Супруге снился настоящий сон. Сон юной матери. Ясный день. Парк. Она идёт по грунтовой дорожке с коляской, в которой спит её дорогая малышка. Тишина деревьев и мягкий свет от солнца навевают спокойствие и гармонию. Колёса коляски, мягко перебирая мелкие камушки дороги, вращаются по оси плавно, словно говоря о неспешном круговороте событий в нашей суматошной жизни.
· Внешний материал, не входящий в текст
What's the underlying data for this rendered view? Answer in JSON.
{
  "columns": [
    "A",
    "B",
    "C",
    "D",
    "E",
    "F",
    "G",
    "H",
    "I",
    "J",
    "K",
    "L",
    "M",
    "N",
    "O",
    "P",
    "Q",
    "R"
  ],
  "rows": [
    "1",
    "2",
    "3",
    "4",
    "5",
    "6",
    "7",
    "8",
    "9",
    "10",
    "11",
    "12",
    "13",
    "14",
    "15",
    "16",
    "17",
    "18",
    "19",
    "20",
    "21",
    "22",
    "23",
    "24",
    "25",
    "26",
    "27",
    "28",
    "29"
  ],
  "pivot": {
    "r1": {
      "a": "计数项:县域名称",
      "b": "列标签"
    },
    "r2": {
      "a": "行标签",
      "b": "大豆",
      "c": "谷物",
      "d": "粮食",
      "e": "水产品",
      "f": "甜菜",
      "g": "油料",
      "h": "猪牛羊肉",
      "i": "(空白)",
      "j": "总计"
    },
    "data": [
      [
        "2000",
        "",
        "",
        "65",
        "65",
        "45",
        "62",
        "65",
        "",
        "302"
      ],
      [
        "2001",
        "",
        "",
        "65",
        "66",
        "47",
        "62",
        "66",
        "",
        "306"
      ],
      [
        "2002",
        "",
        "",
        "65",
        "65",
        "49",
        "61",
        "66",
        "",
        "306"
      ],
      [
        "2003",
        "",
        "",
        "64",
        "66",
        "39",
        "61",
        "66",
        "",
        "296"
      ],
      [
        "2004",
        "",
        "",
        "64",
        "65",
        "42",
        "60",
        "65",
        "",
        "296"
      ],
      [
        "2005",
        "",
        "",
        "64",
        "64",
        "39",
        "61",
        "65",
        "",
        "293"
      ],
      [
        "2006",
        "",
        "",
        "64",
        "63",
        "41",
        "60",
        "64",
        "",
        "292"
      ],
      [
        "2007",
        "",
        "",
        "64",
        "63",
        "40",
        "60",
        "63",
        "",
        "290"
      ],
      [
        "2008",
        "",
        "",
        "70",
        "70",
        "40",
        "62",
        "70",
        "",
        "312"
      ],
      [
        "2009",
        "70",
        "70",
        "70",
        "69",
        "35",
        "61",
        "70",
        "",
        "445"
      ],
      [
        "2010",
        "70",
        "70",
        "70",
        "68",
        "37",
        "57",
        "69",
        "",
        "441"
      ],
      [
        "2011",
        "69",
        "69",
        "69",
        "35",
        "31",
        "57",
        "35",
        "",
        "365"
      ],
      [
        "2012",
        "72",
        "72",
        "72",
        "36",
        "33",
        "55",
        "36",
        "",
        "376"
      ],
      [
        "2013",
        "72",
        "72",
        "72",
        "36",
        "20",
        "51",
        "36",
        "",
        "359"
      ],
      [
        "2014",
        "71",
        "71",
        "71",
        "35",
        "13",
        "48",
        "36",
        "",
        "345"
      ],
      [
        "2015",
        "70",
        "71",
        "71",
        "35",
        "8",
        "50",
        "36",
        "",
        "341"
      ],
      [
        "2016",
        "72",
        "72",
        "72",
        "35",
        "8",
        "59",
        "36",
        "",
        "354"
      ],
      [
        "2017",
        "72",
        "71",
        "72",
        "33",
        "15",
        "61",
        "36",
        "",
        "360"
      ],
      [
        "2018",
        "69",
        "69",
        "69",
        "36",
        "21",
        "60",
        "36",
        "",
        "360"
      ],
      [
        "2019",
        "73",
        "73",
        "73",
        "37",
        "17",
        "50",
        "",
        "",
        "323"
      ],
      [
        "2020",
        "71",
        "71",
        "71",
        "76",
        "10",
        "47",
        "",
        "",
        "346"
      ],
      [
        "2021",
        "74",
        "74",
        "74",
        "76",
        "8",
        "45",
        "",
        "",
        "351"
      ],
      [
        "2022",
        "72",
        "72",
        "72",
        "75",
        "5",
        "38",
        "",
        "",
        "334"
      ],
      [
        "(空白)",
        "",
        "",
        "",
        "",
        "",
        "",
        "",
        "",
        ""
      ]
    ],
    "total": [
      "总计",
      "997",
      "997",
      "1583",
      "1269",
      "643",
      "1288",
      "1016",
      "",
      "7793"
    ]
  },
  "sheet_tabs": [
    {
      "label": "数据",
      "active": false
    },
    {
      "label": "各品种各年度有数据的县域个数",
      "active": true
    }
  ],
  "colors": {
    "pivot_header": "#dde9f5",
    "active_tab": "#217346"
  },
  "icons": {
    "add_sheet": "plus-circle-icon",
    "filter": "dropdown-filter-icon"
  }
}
И вдруг в самый тихий момент малышка просыпается. Она открывает свои очаровательные глазки и начинает спросонья плакать. Слёз нет, но голос режет по нервам хуже бритвы. Где помощь? Где муж? Что делать? И тут, на самом пике плача, откуда ни возьмись появляется прекрасная фея. Фея, держащая в руках бутылочку с молоком. Она даёт её малышке, и та мгновенно успокаивается, жадно причмокивая волшебную соску. Мама счастлива и совершенно не замечает висящий над головой гигантский санпросвет плакат. На плакате яркими красками выведены слова Владимира Маяковского:
В общей работе
к дисциплине привыкни.
Симулянта
разоблачи и выкинь.
Неожиданно картина меняется наоборот. Добрая фея исчезает, и парк охватывает сильный ветер. Ветер срывает листья и щекочет провода. Небо грозится пролить дождь и уже наливается свинцом. Детёныш в коляске плачет, и в первые секунды мама не в силах понять, что именно случилось. Карапузий крик набирает децибелы, и нужно во что бы ни стало найти заветную бутылочку. Тёплую бутылочку. Но её нет! Нигде нет. А плач всё громче и громче. Он разрывается. И тут..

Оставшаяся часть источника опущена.